Introduction
The Perceptron Learning Rule was really the first approaches at modeling the neuron for learning purposes. It was based on the MCP neuron model.
This article tries to explain the underlying concept in a more theoritical and mathematical way.
The whole idea behind MCP neuron model and the perceptron model is to minimally mimic how a single neuron in the brain behaves. it either fires or doesn’t fire.
The perceptron rule is thus, fairly simple, and can be summarized in the following steps:-
Initialize the weights to 0 or small random numbers.
For each training sample \(x^{(i)}\):
- Compute the output value y^
- update the weights based on the learning rule
Terminology and components of the Perceptron
The Perceptron learning rule:-
Input Vector / Input matrix / Input values:- the data values as vectors/matrix/rows
Weight Vector:- a column vector containing weights for each dimension of input value.
Net input:- The linear combination of the input values (x) and the weight vector (w)
the net input \(z = w_{1}x_{1} + w_{2}x_{2} + … + w_{m}x_{m}\)
\[ w = \begin{bmatrix}w_{1} \\ . \\ . \\ w_{m} \end{bmatrix} , x = \begin{bmatrix} x_{1}\\ .\\ .\\ x_{m}\end{bmatrix} then, \\ \\ z\ = \ w_{1}x_{1} + w_{1}x_{1} + … + w_{m}x_{m} \]

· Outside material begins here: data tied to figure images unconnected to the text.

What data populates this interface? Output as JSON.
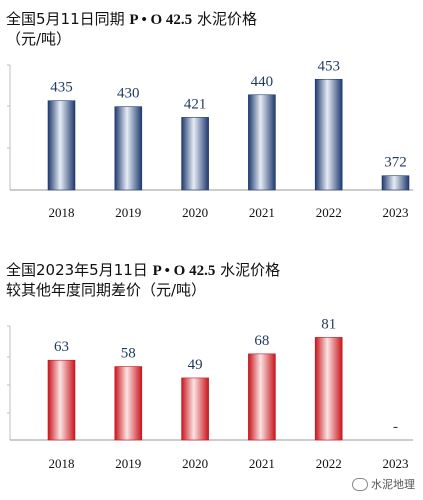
{
  "chart_data": [
    {
      "type": "bar",
      "title_line1": "全国5月11日同期",
      "title_bold": "P • O 42.5",
      "title_line1_tail": "水泥价格",
      "title_line2": "（元/吨）",
      "categories": [
        "2018",
        "2019",
        "2020",
        "2021",
        "2022",
        "2023"
      ],
      "values": [
        435,
        430,
        421,
        440,
        453,
        372
      ],
      "labels": [
        "435",
        "430",
        "421",
        "440",
        "453",
        "372"
      ],
      "color": "#1f3a6e",
      "ylim": [
        360,
        465
      ]
    },
    {
      "type": "bar",
      "title_line1": "全国2023年5月11日",
      "title_bold": "P • O 42.5",
      "title_line1_tail": "水泥价格",
      "title_line2": "较其他年度同期差价（元/吨）",
      "categories": [
        "2018",
        "2019",
        "2020",
        "2021",
        "2022",
        "2023"
      ],
      "values": [
        63,
        58,
        49,
        68,
        81,
        null
      ],
      "labels": [
        "63",
        "58",
        "49",
        "68",
        "81",
        "-"
      ],
      "color": "#c8161d",
      "ylim": [
        0,
        90
      ]
    }
  ],
  "watermark": "水泥地理"
}
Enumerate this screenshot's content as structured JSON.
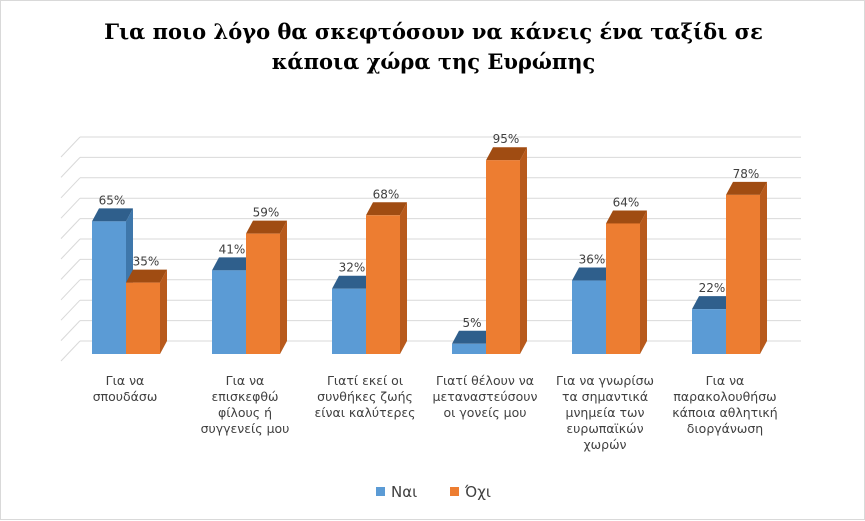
{
  "colors": {
    "yes": "#5b9bd5",
    "no": "#ed7d31"
  },
  "chart_data": {
    "type": "bar",
    "title": "Για ποιο λόγο θα σκεφτόσουν να κάνεις ένα ταξίδι σε κάποια χώρα της Ευρώπης",
    "title_lines": [
      "Για ποιο λόγο θα σκεφτόσουν να κάνεις ένα ταξίδι σε",
      "κάποια χώρα της Ευρώπης"
    ],
    "categories": [
      [
        "Για να",
        "σπουδάσω"
      ],
      [
        "Για να",
        "επισκεφθώ",
        "φίλους ή",
        "συγγενείς μου"
      ],
      [
        "Γιατί εκεί οι",
        "συνθήκες ζωής",
        "είναι καλύτερες"
      ],
      [
        "Γιατί θέλουν να",
        "μεταναστεύσουν",
        "οι γονείς μου"
      ],
      [
        "Για να γνωρίσω",
        "τα σημαντικά",
        "μνημεία των",
        "ευρωπαϊκών",
        "χωρών"
      ],
      [
        "Για να",
        "παρακολουθήσω",
        "κάποια αθλητική",
        "διοργάνωση"
      ]
    ],
    "series": [
      {
        "name": "Ναι",
        "values": [
          65,
          41,
          32,
          5,
          36,
          22
        ],
        "labels": [
          "65%",
          "41%",
          "32%",
          "5%",
          "36%",
          "22%"
        ]
      },
      {
        "name": "Όχι",
        "values": [
          35,
          59,
          68,
          95,
          64,
          78
        ],
        "labels": [
          "35%",
          "59%",
          "68%",
          "95%",
          "64%",
          "78%"
        ]
      }
    ],
    "ylim": [
      0,
      100
    ],
    "grid": true,
    "style": "3d-clustered-column",
    "legend_position": "bottom",
    "xlabel": "",
    "ylabel": ""
  }
}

Now, in context of binary classification task, if the net input of a particular sample \(x_{i}\) is greater than a defined threshold θ, we predict class 1, else class -1.
In case of perceptron, the decision function is a variant of the step function.
\(\phi\)(z) = 1 if z >= θ ; -1 otherwise.
for simplicity, we can bring the threshold θ; to the left size of the equation and define a weight-zero as w0 = - θ; and x0 = 1, so that we can write in a more compact form:
\(z = w_{0}x_{0} + w_{1}x_{1} + …. + w_{m}x_{m} = x^T w\)
and
\(\phi\) (z) = 1 if z>= 0, -1 otherwise
In ML, this negative threshold, or weight, \(w_{0}\) = - θ; , is usually called bias unit
Diagram:
After each sample, all the weights in the weights vector are updated, according to the rule:-
\(w_{j} := w_{j} + \Delta w_{j}\) where,
\(\\ \Delta w_{j} = \eta (y^{(i)} - \hat y^{(i)})x^{(i)}_{j}\)
where,
\(y^{(i)} = actual\ output\)
\(\\ \hat y^{(i)} = predicted\ output\)
\(\eta = learning\ rate\)
Catch
For all the simplicity the perceptron rule offers, theres a catch to it when applying it for binary classification: -
The convergence[] of perceptron is only achived if the two classes are linearly seprable, i.e. can be separated by a linear decision boundary.
we can:-
- Set the max number of passes of dataset(epochs)
- Set a threshold for max number of misclassifications
or the perceptron will never stop updating.